White House Press Secretary Jay Carney backed away from President Obama’s erstwhile insistence that Congress vote on his jobs proposals, a more modest position than Obama adopted before the Senate rejected his American Jobs Act.
Carney has declared that Obama “will not be satisfied” until Congress enacts the various pieces of his American Jobs Act, but Obama won’t try to force votes on Sen. Harry Reid, D-Nev. “[T]he Senate Majority Leader will set the schedule [on the votes],” Carney told reporters today, “and we are obviously in conversation with him about this.”
Carney’s comment displays a much less forceful posture from the White House than the president indicated last week. Before the Senate rejected his bill, Obama said that he would call Reid and be “insisting that we have a vote on this bill.”

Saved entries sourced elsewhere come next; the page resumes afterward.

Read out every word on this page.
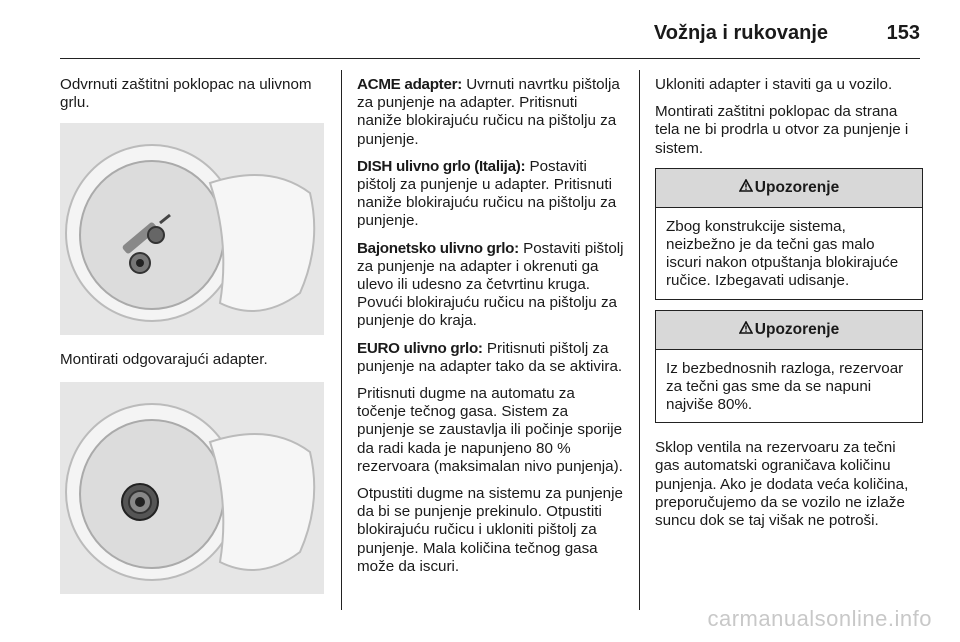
Vožnja i rukovanje	153

Odvrnuti zaštitni poklopac na ulivnom grlu.

Montirati odgovarajući adapter.

ACME adapter: Uvrnuti navrtku pištolja za punjenje na adapter. Pritisnuti naniže blokirajuću ručicu na pištolju za punjenje.

DISH ulivno grlo (Italija): Postaviti pištolj za punjenje u adapter. Pritisnuti naniže blokirajuću ručicu na pištolju za punjenje.

Bajonetsko ulivno grlo: Postaviti pištolj za punjenje na adapter i okrenuti ga ulevo ili udesno za četvrtinu kruga. Povući blokirajuću ručicu na pištolju za punjenje do kraja.

EURO ulivno grlo: Pritisnuti pištolj za punjenje na adapter tako da se aktivira.

Pritisnuti dugme na automatu za točenje tečnog gasa. Sistem za punjenje se zaustavlja ili počinje sporije da radi kada je napunjeno 80 % rezervoara (maksimalan nivo punjenja).

Otpustiti dugme na sistemu za punjenje da bi se punjenje prekinulo. Otpustiti blokirajuću ručicu i ukloniti pištolj za punjenje. Mala količina tečnog gasa može da iscuri.

Ukloniti adapter i staviti ga u vozilo.

Montirati zaštitni poklopac da strana tela ne bi prodrla u otvor za punjenje i sistem.

Upozorenje
Zbog konstrukcije sistema, neizbežno je da tečni gas malo iscuri nakon otpuštanja blokirajuće ručice. Izbegavati udisanje.
Upozorenje
Iz bezbednosnih razloga, rezervoar za tečni gas sme da se napuni najviše 80%.

Sklop ventila na rezervoaru za tečni gas automatski ograničava količinu punjenja. Ako je dodata veća količina, preporučujemo da se vozilo ne izlaže suncu dok se taj višak ne potroši.

carmanualsonline.info
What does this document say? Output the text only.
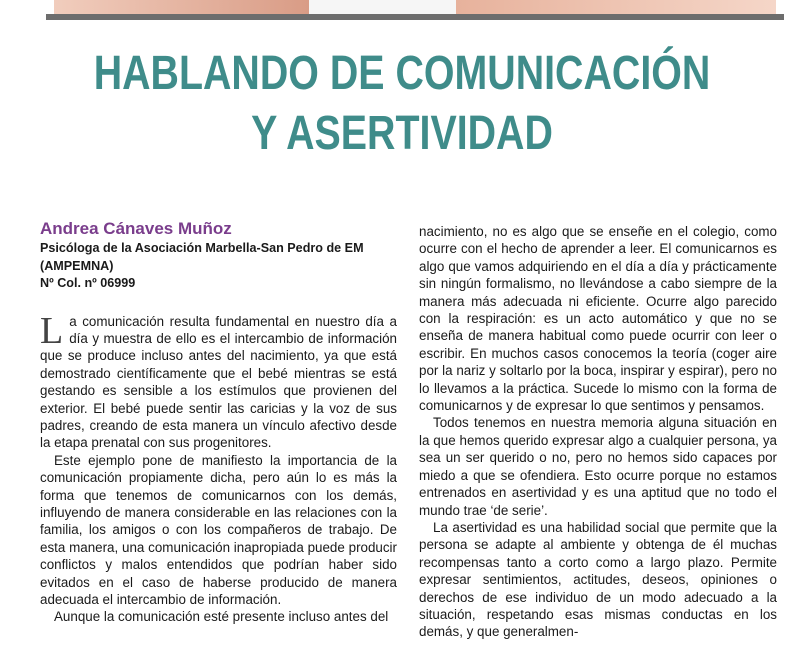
HABLANDO DE COMUNICACIÓN
Y ASERTIVIDAD

Andrea Cánaves Muñoz

Psicóloga de la Asociación Marbella-San Pedro de EM
(AMPEMNA)
Nº Col. nº 06999

La comunicación resulta fundamental en nuestro día a día y muestra de ello es el intercambio de información que se produce incluso antes del nacimiento, ya que está demostrado científicamente que el bebé mientras se está gestando es sensible a los estímulos que provienen del exterior. El bebé puede sentir las caricias y la voz de sus padres, creando de esta manera un vínculo afectivo desde la etapa prenatal con sus progenitores.

Este ejemplo pone de manifiesto la importancia de la comunicación propiamente dicha, pero aún lo es más la forma que tenemos de comunicarnos con los demás, influyendo de manera considerable en las relaciones con la familia, los amigos o con los compañeros de trabajo. De esta manera, una comunicación inapropiada puede producir conflictos y malos entendidos que podrían haber sido evitados en el caso de haberse producido de manera adecuada el intercambio de información.

Aunque la comunicación esté presente incluso antes del

nacimiento, no es algo que se enseñe en el colegio, como ocurre con el hecho de aprender a leer. El comunicarnos es algo que vamos adquiriendo en el día a día y prácticamente sin ningún formalismo, no llevándose a cabo siempre de la manera más adecuada ni eficiente. Ocurre algo parecido con la respiración: es un acto automático y que no se enseña de manera habitual como puede ocurrir con leer o escribir. En muchos casos conocemos la teoría (coger aire por la nariz y soltarlo por la boca, inspirar y espirar), pero no lo llevamos a la práctica. Sucede lo mismo con la forma de comunicarnos y de expresar lo que sentimos y pensamos.

Todos tenemos en nuestra memoria alguna situación en la que hemos querido expresar algo a cualquier persona, ya sea un ser querido o no, pero no hemos sido capaces por miedo a que se ofendiera. Esto ocurre porque no estamos entrenados en asertividad y es una aptitud que no todo el mundo trae ‘de serie’.

La asertividad es una habilidad social que permite que la persona se adapte al ambiente y obtenga de él muchas recompensas tanto a corto como a largo plazo. Permite expresar sentimientos, actitudes, deseos, opiniones o derechos de ese individuo de un modo adecuado a la situación, respetando esas mismas conductas en los demás, y que generalmen-
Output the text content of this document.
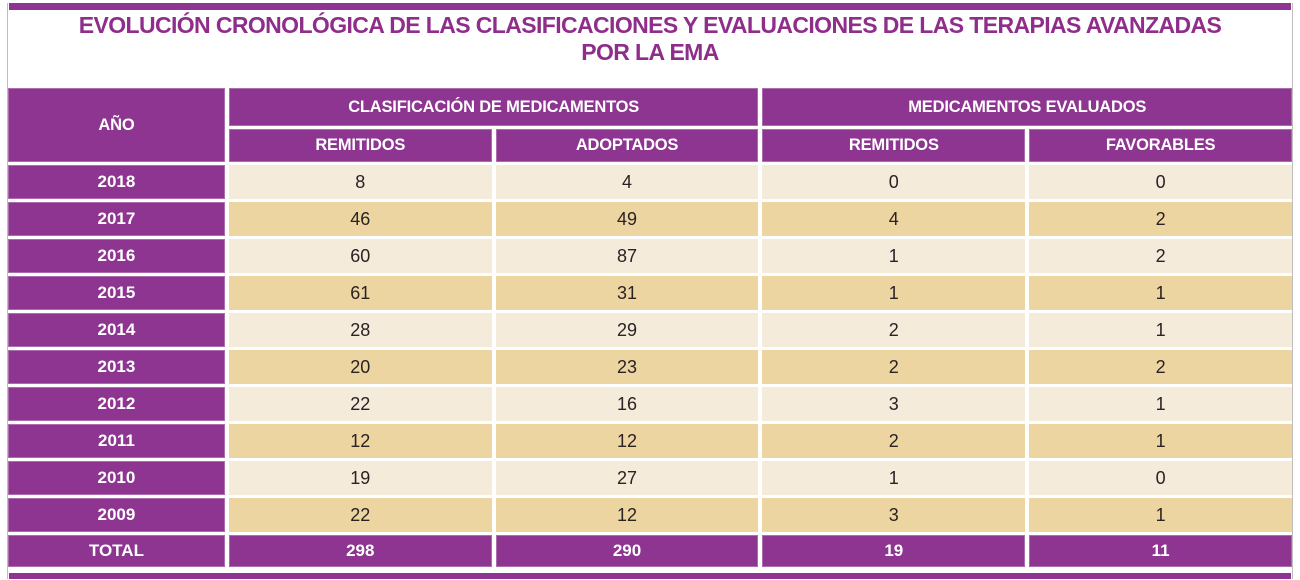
EVOLUCIÓN CRONOLÓGICA DE LAS CLASIFICACIONES Y EVALUACIONES DE LAS TERAPIAS AVANZADAS
POR LA EMA
AÑO	CLASIFICACIÓN DE MEDICAMENTOS		MEDICAMENTOS EVALUADOS	
	REMITIDOS	ADOPTADOS	REMITIDOS	FAVORABLES
2018	8	4	0	0
2017	46	49	4	2
2016	60	87	1	2
2015	61	31	1	1
2014	28	29	2	1
2013	20	23	2	2
2012	22	16	3	1
2011	12	12	2	1
2010	19	27	1	0
2009	22	12	3	1
TOTAL	298	290	19	11
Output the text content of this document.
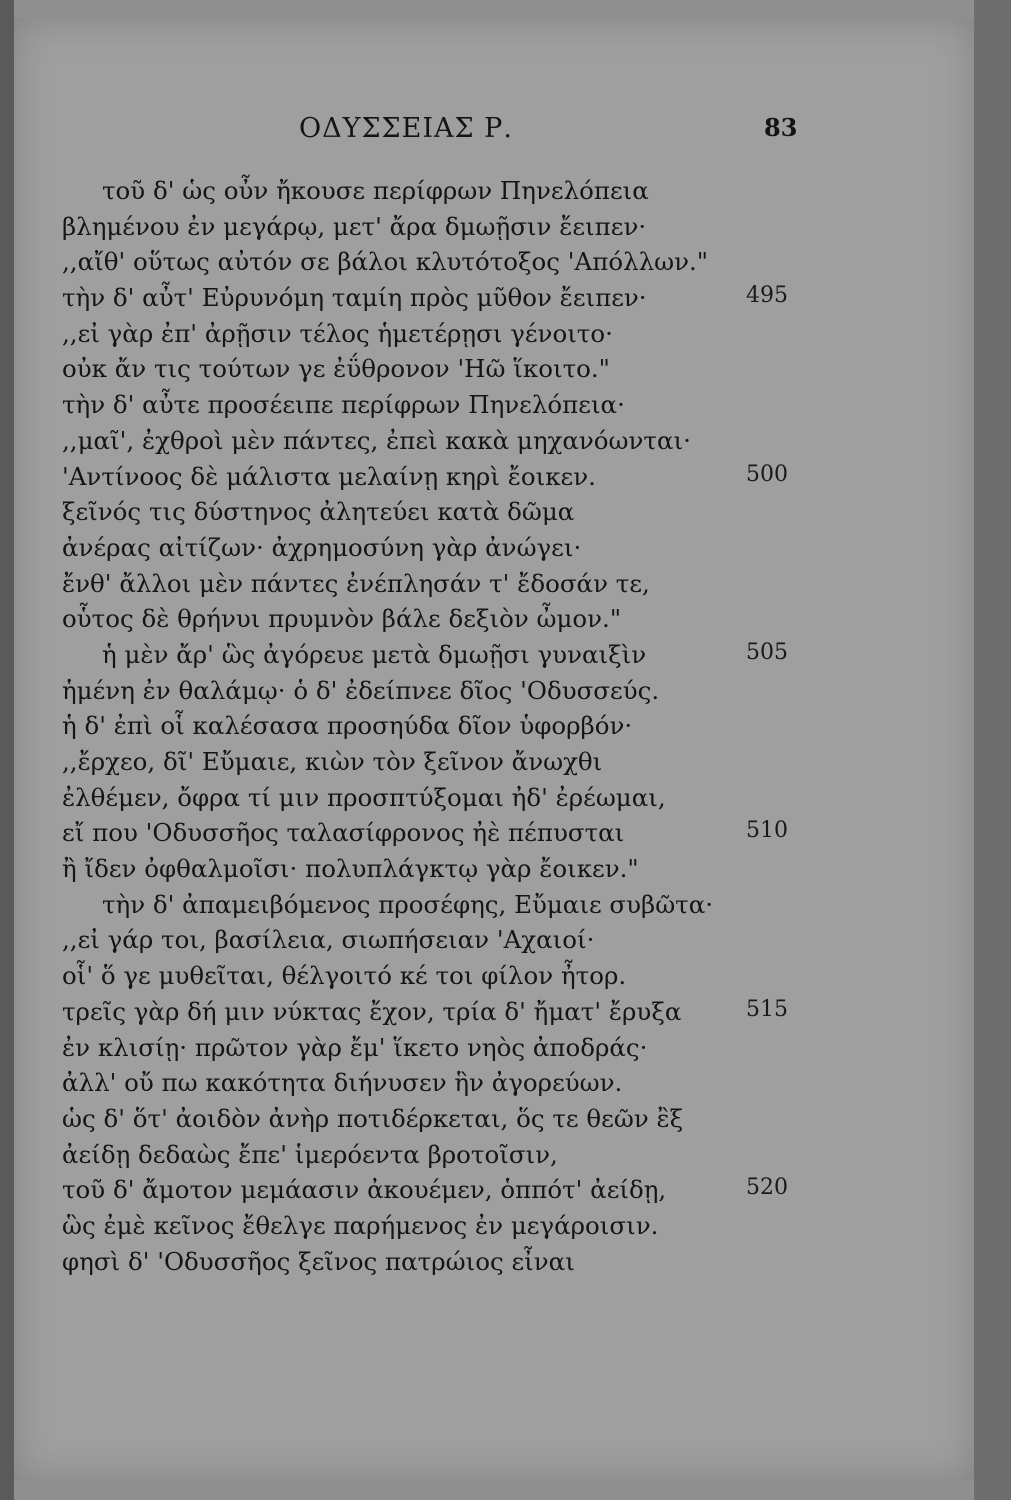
ΟΔΥΣΣΕΙΑΣ Ρ.	83
τοῦ δ' ὡς οὖν ἤκουσε περίφρων Πηνελόπεια
βλημένου ἐν μεγάρῳ, μετ' ἄρα δμωῇσιν ἔειπεν·
,,αἴθ' οὕτως αὐτόν σε βάλοι κλυτότοξος 'Απόλλων."
τὴν δ' αὖτ' Εὐρυνόμη ταμίη πρὸς μῦθον ἔειπεν·	495
,,εἰ γὰρ ἐπ' ἀρῇσιν τέλος ἡμετέρῃσι γένοιτο·
οὐκ ἄν τις τούτων γε ἐΰθρονον 'Ηῶ ἵκοιτο."
τὴν δ' αὖτε προσέειπε περίφρων Πηνελόπεια·
,,μαῖ', ἐχθροὶ μὲν πάντες, ἐπεὶ κακὰ μηχανόωνται·
'Αντίνοος δὲ μάλιστα μελαίνῃ κηρὶ ἔοικεν.	500
ξεῖνός τις δύστηνος ἀλητεύει κατὰ δῶμα
ἀνέρας αἰτίζων· ἀχρημοσύνη γὰρ ἀνώγει·
ἔνθ' ἄλλοι μὲν πάντες ἐνέπλησάν τ' ἔδοσάν τε,
οὗτος δὲ θρήνυι πρυμνὸν βάλε δεξιὸν ὦμον."
ἡ μὲν ἄρ' ὣς ἀγόρευε μετὰ δμωῇσι γυναιξὶν	505
ἡμένη ἐν θαλάμῳ· ὁ δ' ἐδείπνεε δῖος 'Οδυσσεύς.
ἡ δ' ἐπὶ οἷ καλέσασα προσηύδα δῖον ὑφορβόν·
,,ἔρχεο, δῖ' Εὔμαιε, κιὼν τὸν ξεῖνον ἄνωχθι
ἐλθέμεν, ὄφρα τί μιν προσπτύξομαι ἠδ' ἐρέωμαι,
εἴ που 'Οδυσσῆος ταλασίφρονος ἠὲ πέπυσται	510
ἢ ἴδεν ὀφθαλμοῖσι· πολυπλάγκτῳ γὰρ ἔοικεν."
τὴν δ' ἀπαμειβόμενος προσέφης, Εὔμαιε συβῶτα·
,,εἰ γάρ τοι, βασίλεια, σιωπήσειαν 'Αχαιοί·
οἷ' ὅ γε μυθεῖται, θέλγοιτό κέ τοι φίλον ἦτορ.
τρεῖς γὰρ δή μιν νύκτας ἔχον, τρία δ' ἤματ' ἔρυξα	515
ἐν κλισίῃ· πρῶτον γὰρ ἔμ' ἵκετο νηὸς ἀποδράς·
ἀλλ' οὔ πω κακότητα διήνυσεν ἣν ἀγορεύων.
ὡς δ' ὅτ' ἀοιδὸν ἀνὴρ ποτιδέρκεται, ὅς τε θεῶν ἒξ
ἀείδῃ δεδαὼς ἔπε' ἱμερόεντα βροτοῖσιν,
τοῦ δ' ἄμοτον μεμάασιν ἀκουέμεν, ὁππότ' ἀείδῃ,	520
ὣς ἐμὲ κεῖνος ἔθελγε παρήμενος ἐν μεγάροισιν.
φησὶ δ' 'Οδυσσῆος ξεῖνος πατρώιος εἶναι
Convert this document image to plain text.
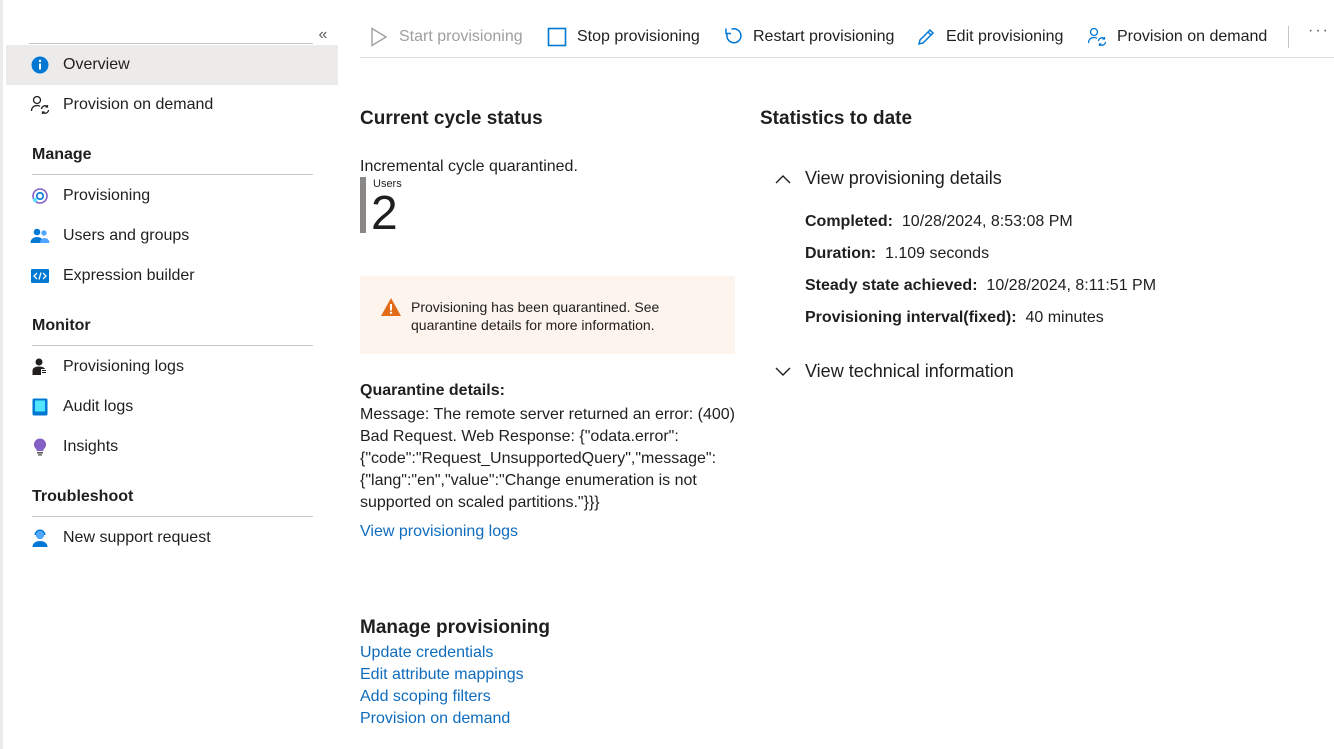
«
Overview
Provision on demand
Manage
Provisioning
Users and groups
Expression builder
Monitor
Provisioning logs
Audit logs
Insights
Troubleshoot
New support request
Start provisioning	Stop provisioning	Restart provisioning	Edit provisioning	Provision on demand	···
Current cycle status
Incremental cycle quarantined.
Users
2
Provisioning has been quarantined. See quarantine details for more information.
Quarantine details:
Message: The remote server returned an error: (400) Bad Request. Web Response: {"odata.error":{"code":"Request_UnsupportedQuery","message":{"lang":"en","value":"Change enumeration is not supported on scaled partitions."}}}
View provisioning logs
Manage provisioning
Update credentials
Edit attribute mappings
Add scoping filters
Provision on demand
Statistics to date
View provisioning details
Completed: 10/28/2024, 8:53:08 PM
Duration: 1.109 seconds
Steady state achieved: 10/28/2024, 8:11:51 PM
Provisioning interval(fixed): 40 minutes
View technical information
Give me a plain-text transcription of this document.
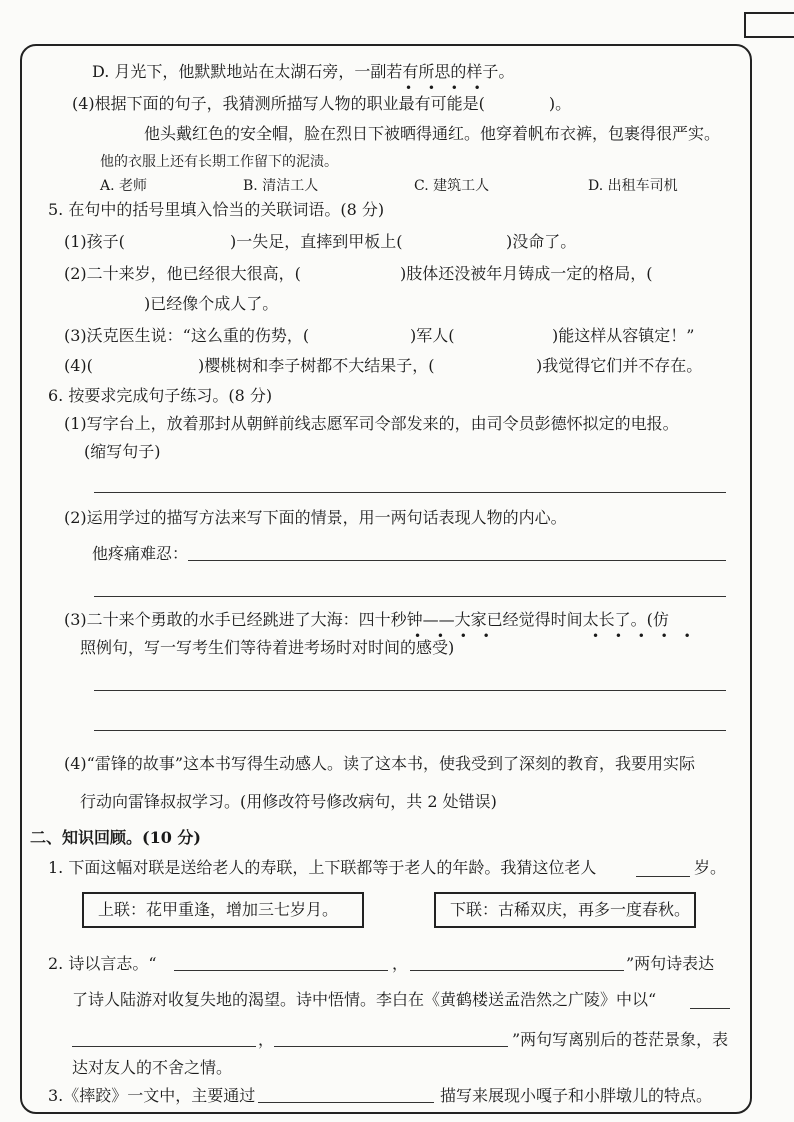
D. 月光下，他默默地站在太湖石旁，一副若有所思的样子。
• • • •
(4)根据下面的句子，我猜测所描写人物的职业最有可能是(　　　　)。
他头戴红色的安全帽，脸在烈日下被晒得通红。他穿着帆布衣裤，包裹得很严实。
他的衣服上还有长期工作留下的泥渍。
A. 老师	B. 清洁工人	C. 建筑工人	D. 出租车司机
5. 在句中的括号里填入恰当的关联词语。(8 分)
(1)孩子(	)一失足，直摔到甲板上(	)没命了。
(2)二十来岁，他已经很大很高，(	)肢体还没被年月铸成一定的格局，(
)已经像个成人了。
(3)沃克医生说：“这么重的伤势，(	)军人(	)能这样从容镇定！”
(4)(	)樱桃树和李子树都不大结果子，(	)我觉得它们并不存在。
6. 按要求完成句子练习。(8 分)
(1)写字台上，放着那封从朝鲜前线志愿军司令部发来的，由司令员彭德怀拟定的电报。
(缩写句子)
(2)运用学过的描写方法来写下面的情景，用一两句话表现人物的内心。
他疼痛难忍：
(3)二十来个勇敢的水手已经跳进了大海：四十秒钟——大家已经觉得时间太长了。(仿
• • • •	• • • • •
照例句，写一写考生们等待着进考场时对时间的感受)
(4)“雷锋的故事”这本书写得生动感人。读了这本书，使我受到了深刻的教育，我要用实际
行动向雷锋叔叔学习。(用修改符号修改病句，共 2 处错误)
二、知识回顾。(10 分)
1. 下面这幅对联是送给老人的寿联，上下联都等于老人的年龄。我猜这位老人	岁。
上联：花甲重逢，增加三七岁月。	下联：古稀双庆，再多一度春秋。
2. 诗以言志。“	，	”两句诗表达
了诗人陆游对收复失地的渴望。诗中悟情。李白在《黄鹤楼送孟浩然之广陵》中以“
，	”两句写离别后的苍茫景象，表
达对友人的不舍之情。
3.《摔跤》一文中，主要通过	描写来展现小嘎子和小胖墩儿的特点。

The president still intends to run against House Republicans, it seems. One reporter asked, “does [Obama] see the Speaker [Boehner, R-Ohio] as being obstructionist still on the issue of infrastructure?” Carney did not answer the question, per se, but instead responded as if the questioner had charged Boehner with obstructionism. “I think the point that you’re making is useful because it goes to what we’ve said all along about the elements of the jobs act,” Carney said, “which is that they are all the kinds of proposals that Republicans and Democrats have supported in the past.”